How to Select the Right Emission Factors
1. Source from Trusted Databases
You need emission factors from reputable sources that have been reviewed and validated. Look for:
- Government databases: DEFRA, EPA, eGRID for operational emissions
- LCA databases: Ecoinvent, WFLDB, Higg MSI for product-level factors
(Or use Altruistiq and access them all in one searchable system. Just saying.)
2. Match Your Reporting Year
Emission factors change over time. Always match your emission factors to your reporting year.
⚡️ For example… The electricity grid constantly evolves, hopefully getting more renewable electricity in the mix. Using outdated factors means you're working with yesterday's energy mix – likely with less renewable electricity than today's reality.
3. Match Your Geography
Different regions have vastly different production methods. Farming practices, energy sources, and regulations all vary by location. Using emission factors from the wrong geography can completely skew your calculations. If you can't find exact matches, at least pick similar geographies.
🐄 For example… Beef farming practices in North America and France produce different emission factors due to their differing farming methods.
4. Check Your Boundaries
Emission factors can cover different lifecycle stages. Some factors include the full journey from raw materials to finished product. Others cover just one step. Make sure you have the right boundary for what you're looking to calculate.
🥫 For example… Two tomato paste emission factors – one covers growing tomatoes all the way to making the paste, the other just the processing stage. Pick the wrong boundary and you're either double-counting or underestimating emissions.
5. Stick to One Methodology
Different emission factors are essentially estimations with different methodologies behind them. Switch from one source to another, even if both are reputable, and you'll almost certainly see a change in your emissions. Not because anything real changed, but because the calculations differ. You might then need to go back and recalculate previous emissions using that same database. Otherwise, your emissions will go up and down unrelated to anything you're actually doing.
💡 Watch out… The SBTi recommends recalculating your baseline if methodology changes alter emissions by more than 5%.
Bonus Tip
Primary data doesn't just improve accuracy. It enables action.

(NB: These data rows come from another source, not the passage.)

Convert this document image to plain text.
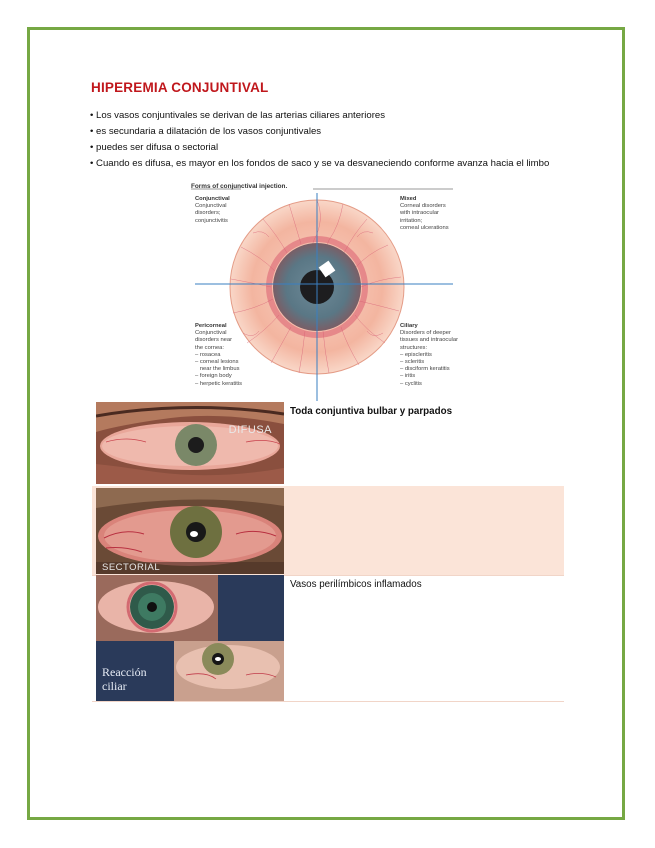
HIPEREMIA CONJUNTIVAL
• Los vasos conjuntivales se derivan de las arterias ciliares anteriores
• es secundaria a dilatación de los vasos conjuntivales
• puedes ser difusa o sectorial
• Cuando es difusa, es mayor en los fondos de saco y se va desvaneciendo conforme avanza hacia el limbo
Forms of conjunctival injection.
Conjunctival
Conjunctival
disorders;
conjunctivitis
Mixed
Corneal disorders
with intraocular
irritation;
corneal ulcerations
Pericorneal
Conjunctival
disorders near
the cornea:
– rosacea
– corneal lesions
near the limbus
– foreign body
– herpetic keratitis
Ciliary
Disorders of deeper
tissues and intraocular
structures:
– episcleritis
– scleritis
– disciform keratitis
– iritis
– cyclitis
DIFUSA
Toda conjuntiva bulbar y parpados
SECTORIAL
Reacción ciliar
Vasos perilímbicos inflamados
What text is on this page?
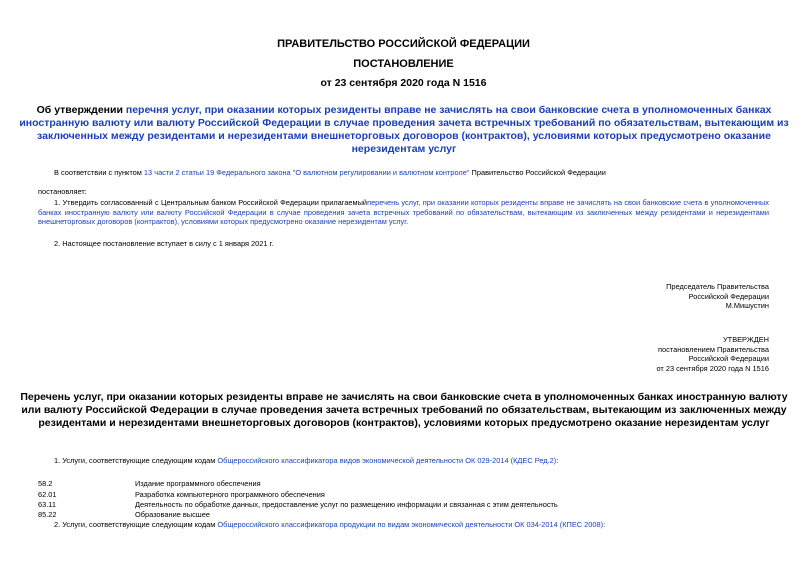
ПРАВИТЕЛЬСТВО РОССИЙСКОЙ ФЕДЕРАЦИИ
ПОСТАНОВЛЕНИЕ
от 23 сентября 2020 года N 1516
Об утверждении перечня услуг, при оказании которых резиденты вправе не зачислять на свои банковские счета в уполномоченных банках иностранную валюту или валюту Российской Федерации в случае проведения зачета встречных требований по обязательствам, вытекающим из заключенных между резидентами и нерезидентами внешнеторговых договоров (контрактов), условиями которых предусмотрено оказание нерезидентам услуг
В соответствии с пунктом 13 части 2 статьи 19 Федерального закона "О валютном регулировании и валютном контроле" Правительство Российской Федерации
постановляет:
1. Утвердить согласованный с Центральным банком Российской Федерации прилагаемыйперечень услуг, при оказании которых резиденты вправе не зачислять на свои банковские счета в уполномоченных банках иностранную валюту или валюту Российской Федерации в случае проведения зачета встречных требований по обязательствам, вытекающим из заключенных между резидентами и нерезидентами внешнеторговых договоров (контрактов), условиями которых предусмотрено оказание нерезидентам услуг.
2. Настоящее постановление вступает в силу с 1 января 2021 г.
Председатель Правительства
Российской Федерации
М.Мишустин
УТВЕРЖДЕН
постановлением Правительства
Российской Федерации
от 23 сентября 2020 года N 1516
Перечень услуг, при оказании которых резиденты вправе не зачислять на свои банковские счета в уполномоченных банках иностранную валюту или валюту Российской Федерации в случае проведения зачета встречных требований по обязательствам, вытекающим из заключенных между резидентами и нерезидентами внешнеторговых договоров (контрактов), условиями которых предусмотрено оказание нерезидентам услуг
1. Услуги, соответствующие следующим кодам Общероссийского классификатора видов экономической деятельности ОК 029-2014 (КДЕС Ред.2):
58.2	Издание программного обеспечения
62.01	Разработка компьютерного программного обеспечения
63.11	Деятельность по обработке данных, предоставление услуг по размещению информации и связанная с этим деятельность
85.22	Образование высшее
2. Услуги, соответствующие следующим кодам Общероссийского классификатора продукции по видам экономической деятельности ОК 034-2014 (КПЕС 2008):
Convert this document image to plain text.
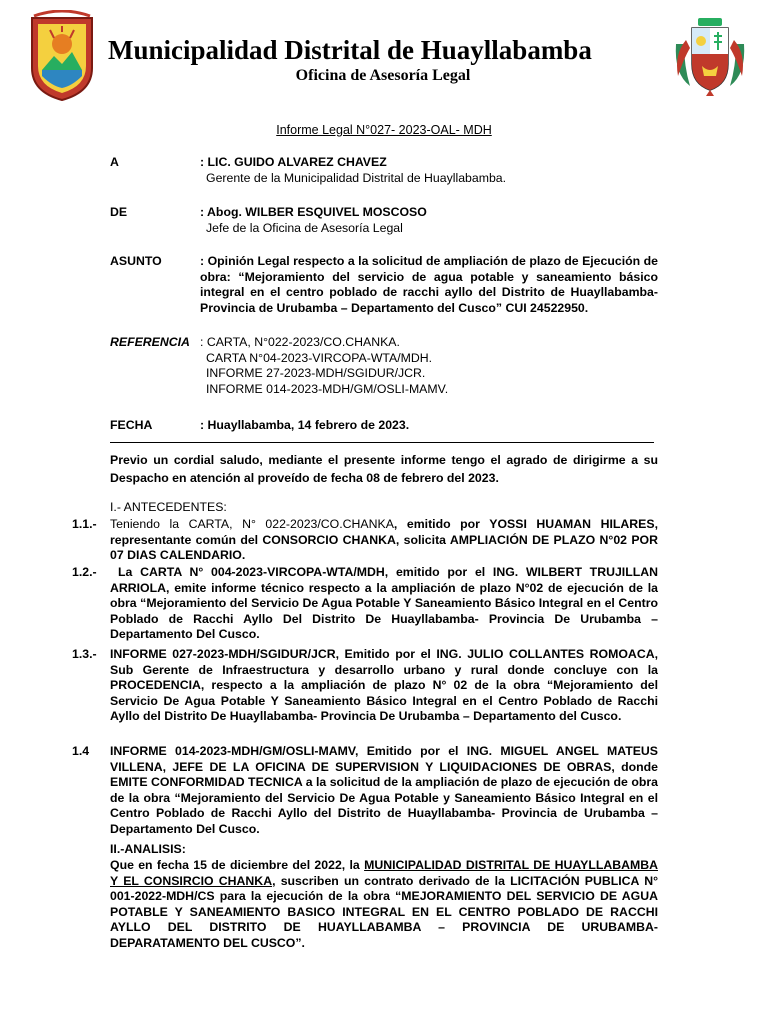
Municipalidad Distrital de Huayllabamba
Oficina de Asesoría Legal
Informe Legal N°027- 2023-OAL- MDH
A	: LIC. GUIDO ALVAREZ CHAVEZ
Gerente de la Municipalidad Distrital de Huayllabamba.
DE	: Abog. WILBER ESQUIVEL MOSCOSO
Jefe de la Oficina de Asesoría Legal
ASUNTO	: Opinión Legal respecto a la solicitud de ampliación de plazo de Ejecución de obra: “Mejoramiento del servicio de agua potable y saneamiento básico integral en el centro poblado de racchi ayllo del Distrito de Huayllabamba-Provincia de Urubamba – Departamento del Cusco” CUI 24522950.
REFERENCIA : CARTA, N°022-2023/CO.CHANKA.
CARTA N°04-2023-VIRCOPA-WTA/MDH.
INFORME 27-2023-MDH/SGIDUR/JCR.
INFORME 014-2023-MDH/GM/OSLI-MAMV.
FECHA	: Huayllabamba, 14 febrero de 2023.
Previo un cordial saludo, mediante el presente informe tengo el agrado de dirigirme a su Despacho en atención al proveído de fecha 08 de febrero del 2023.
I.- ANTECEDENTES:
1.1.-	Teniendo la CARTA, N° 022-2023/CO.CHANKA, emitido por YOSSI HUAMAN HILARES, representante común del CONSORCIO CHANKA, solicita AMPLIACIÓN DE PLAZO N°02 POR 07 DIAS CALENDARIO.
1.2.-	La CARTA N° 004-2023-VIRCOPA-WTA/MDH, emitido por el ING. WILBERT TRUJILLAN ARRIOLA, emite informe técnico respecto a la ampliación de plazo N°02 de ejecución de la obra “Mejoramiento del Servicio De Agua Potable Y Saneamiento Básico Integral en el Centro Poblado de Racchi Ayllo Del Distrito De Huayllabamba- Provincia De Urubamba – Departamento Del Cusco.
1.3.-	INFORME 027-2023-MDH/SGIDUR/JCR, Emitido por el ING. JULIO COLLANTES ROMOACA, Sub Gerente de Infraestructura y desarrollo urbano y rural donde concluye con la PROCEDENCIA, respecto a la ampliación de plazo N° 02 de la obra “Mejoramiento del Servicio De Agua Potable Y Saneamiento Básico Integral en el Centro Poblado de Racchi Ayllo del Distrito De Huayllabamba- Provincia De Urubamba – Departamento del Cusco.
1.4	INFORME 014-2023-MDH/GM/OSLI-MAMV, Emitido por el ING. MIGUEL ANGEL MATEUS VILLENA, JEFE DE LA OFICINA DE SUPERVISION Y LIQUIDACIONES DE OBRAS, donde EMITE CONFORMIDAD TECNICA a la solicitud de la ampliación de plazo de ejecución de obra de la obra “Mejoramiento del Servicio De Agua Potable y Saneamiento Básico Integral en el Centro Poblado de Racchi Ayllo del Distrito de Huayllabamba- Provincia de Urubamba – Departamento Del Cusco.
II.-ANALISIS:
Que en fecha 15 de diciembre del 2022, la MUNICIPALIDAD DISTRITAL DE HUAYLLABAMBA Y EL CONSIRCIO CHANKA, suscriben un contrato derivado de la LICITACIÓN PUBLICA N° 001-2022-MDH/CS para la ejecución de la obra “MEJORAMIENTO DEL SERVICIO DE AGUA POTABLE Y SANEAMIENTO BASICO INTEGRAL EN EL CENTRO POBLADO DE RACCHI AYLLO DEL DISTRITO DE HUAYLLABAMBA – PROVINCIA DE URUBAMBA- DEPARATAMENTO DEL CUSCO”.
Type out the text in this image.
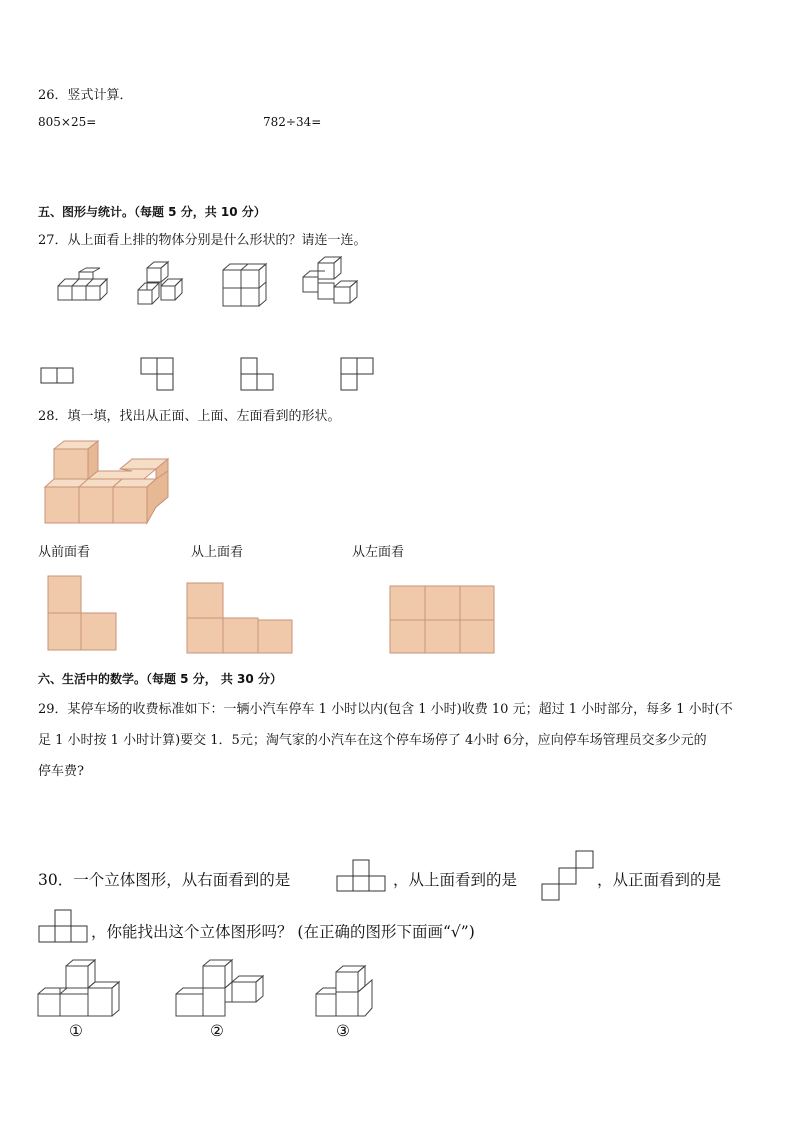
26．竖式计算．
805×25=	782÷34=
五、图形与统计。（每题 5 分，共 10 分）
27．从上面看上排的物体分别是什么形状的？请连一连。
28．填一填，找出从正面、上面、左面看到的形状。
从前面看	从上面看	从左面看
六、生活中的数学。（每题 5 分， 共 30 分）
29．某停车场的收费标准如下：一辆小汽车停车 1 小时以内(包含 1 小时)收费 10 元；超过 1 小时部分，每多 1 小时(不
足 1 小时按 1 小时计算)要交 1．5元；淘气家的小汽车在这个停车场停了 4小时 6分，应向停车场管理员交多少元的
停车费?
30．一个立体图形，从右面看到的是	，从上面看到的是	，从正面看到的是
，你能找出这个立体图形吗？ (在正确的图形下面画“√”)
①	②	③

Imagine you are working with a supplier to switch to renewable energy. Their new PCF shows the impact of this action immediately. However, if you rely on industry averages, you'll never see the change. Your supplier could eliminate emissions entirely and your footprint wouldn't budge. The bottom line is:
- Start with quality secondary data to establish your baseline.
- Layer in primary data for material categories.
- Drive change using primary data insights.